Got, 30 years of engineering with a crapload of stats/maths,
a MBA and even a comm degree (includes polling).
Do we have to trade business cards now?
My point has nothing to do with the SIZE of the sample or MOE.
It has to do with how representative the poll is in the first place of the targeted population : likely voters.
How much it actually matches the demos of the population of likely voters.
That's the crux of polling, the hard part, which most so called polling operation fail at.
If you poll a million white men and zero of everything else, you're not going to have a margin of error of 0.0001%.

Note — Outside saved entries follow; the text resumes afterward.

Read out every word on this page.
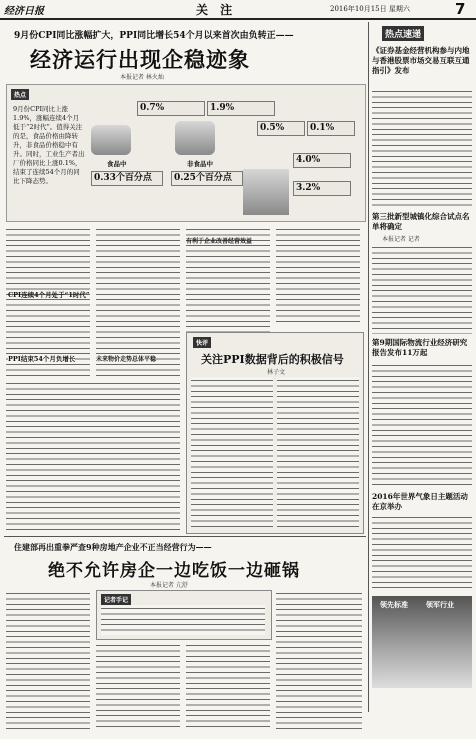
经济日报	关 注	2016年10月15日 星期六	7
9月份CPI同比涨幅扩大，PPI同比增长54个月以来首次由负转正——
经济运行出现企稳迹象
本报记者 林火灿
热点
9月份CPI同比上涨1.9%，涨幅连续4个月低于“2时代”。值得关注的是，食品价格由降转升，非食品价格稳中有升。同时，工业生产者出厂价格同比上涨0.1%，结束了连续54个月的同比下降态势。
0.7%	1.9%
食品中	非食品中
0.33个百分点	0.25个百分点
0.5%	0.1%
4.0%
3.2%
CPI连续4个月处于“1时代”
有利于企业改善经营效益
PPI结束54个月负增长	未来物价走势总体平稳
快评
关注PPI数据背后的积极信号
林子文
热点速递
《证券基金经营机构参与内地与香港股票市场交易互联互通指引》发布
第三批新型城镇化综合试点名单将确定
本报记者 记者
第9期国际物流行业经济研究报告发布11万起
2016年世界气象日主题活动在京举办
领先标准	领军行业
住建部再出重拳严查9种房地产企业不正当经营行为——
绝不允许房企一边吃饭一边砸锅
本报记者 亢舒
记者手记
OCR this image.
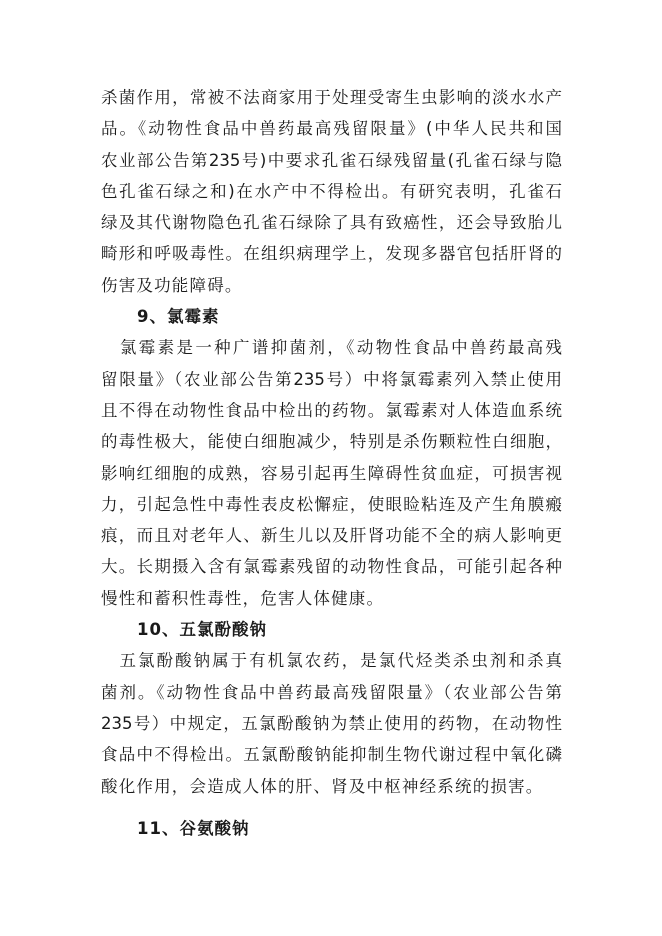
杀菌作用，常被不法商家用于处理受寄生虫影响的淡水水产
品。《动物性食品中兽药最高残留限量》(中华人民共和国
农业部公告第235号)中要求孔雀石绿残留量(孔雀石绿与隐
色孔雀石绿之和)在水产中不得检出。有研究表明，孔雀石
绿及其代谢物隐色孔雀石绿除了具有致癌性，还会导致胎儿
畸形和呼吸毒性。在组织病理学上，发现多器官包括肝肾的
伤害及功能障碍。
9、氯霉素
　氯霉素是一种广谱抑菌剂，《动物性食品中兽药最高残
留限量》（农业部公告第235号）中将氯霉素列入禁止使用
且不得在动物性食品中检出的药物。氯霉素对人体造血系统
的毒性极大，能使白细胞减少，特别是杀伤颗粒性白细胞，
影响红细胞的成熟，容易引起再生障碍性贫血症，可损害视
力，引起急性中毒性表皮松懈症，使眼睑粘连及产生角膜瘢
痕，而且对老年人、新生儿以及肝肾功能不全的病人影响更
大。长期摄入含有氯霉素残留的动物性食品，可能引起各种
慢性和蓄积性毒性，危害人体健康。
10、五氯酚酸钠
　五氯酚酸钠属于有机氯农药，是氯代烃类杀虫剂和杀真
菌剂。《动物性食品中兽药最高残留限量》（农业部公告第
235号）中规定，五氯酚酸钠为禁止使用的药物，在动物性
食品中不得检出。五氯酚酸钠能抑制生物代谢过程中氧化磷
酸化作用，会造成人体的肝、肾及中枢神经系统的损害。
11、谷氨酸钠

Most poll's margin of error is meaningless no matter how many people they poll because they're sample is not representative
because of methodological problems. For time, money or whatever reasons, they didn't get a good sample; they're mostly polling the most convenient to access rather than the right people.
University/scientific studies often run into the same difficulty in studying students and other people they have ready access too.
Those small sample shoddy method polls are there to get people talking and have no factual value.
The Clinton campaign poller said as much when he compared these polls to their own internal polls.
In small samples, those methodological errors are often made even worse.
Also, I was comparing this poll to a lot of other polls which have samples of 500 - 600 (tons of them in the last few weeks)
I was clear in my first post about that.
So, that is what my initial point was.
Why are most polls bad? Because there is no incentive to produce good ones, seemingly they all get reported in the same way: good or bad.